Is het opsporen van lekkages in Nederland dan totaal overbodig? Op grote schaal wel, maar er zijn situaties waarin het wel wenselijk is. “Als er bijvoorbeeld een leiding in een dijk ligt, is het effect van een leidingbreuk veel groter. In dat geval kijken waterbedrijven extra kritisch naar de leidingen”, aldus Beuken. “Zo heeft Waternet twee jaar geleden een betonnen leiding over een lengte van vijfenvijftig kilometer getest die deels in een dijk van het Amsterdam-Rijnkanaal ligt.”

Hiervoor is gebruikt gemaakt van zogenaamde SmartBalls van het Canadese bedrijf Pure Technologies.
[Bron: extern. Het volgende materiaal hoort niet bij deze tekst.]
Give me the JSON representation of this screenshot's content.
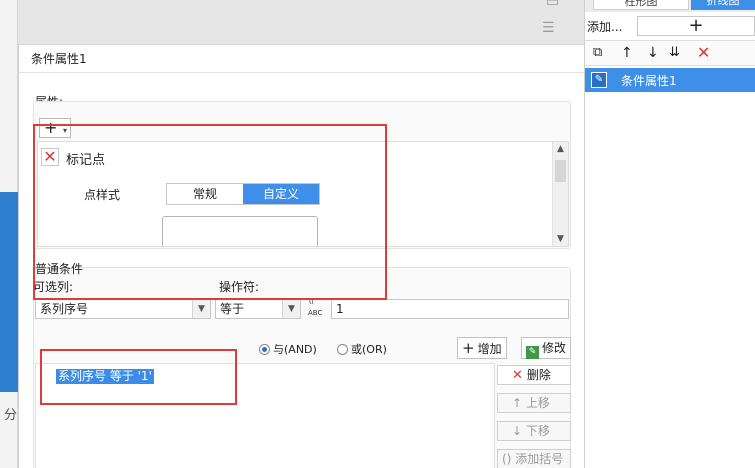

Deze kleine balletjes – met een doorsnede van zeven centimeter en een schuimrubber omhulsel – bewegen met de waterstroom mee. Beuken: “Een lek produceert geluid, en op het moment dat de bal een lek passeert, wordt dit geluid geregistreerd.” In de aluminium kern van de SmartBall zit een akoestische sensor die het geluid opneemt, GPS en batterijen. Uit de proef bleek dat kleine lekkages vanaf ongeveer vijf liter per uur tot op enkele meters nauwkeurig worden gevonden. “Maar er zijn nog wel verbeteringen nodig voordat de techniek goed inzetbaar is”, aldus Beuken.

De meetmethoden in Engeland waren tot nu toe allemaal akoestisch. Dat levert bijvoorbeeld problemen op bij het detecteren van lekkages in plastic buizen, die een grotere akoestische demping hebben dan hun gietijzeren tegenhangers. Volgens de wetenschappers van Sheffield University heeft de drukgolvenmethode de potentie om de detectiesnelheid en nauwkeurigheid van het opsporen te verhogen. Hoewel de drukgolfmethode voor Nederland dus enigszins overbodig is, kan het de Engelse drinkwaterbedrijven een stuk verder helpen.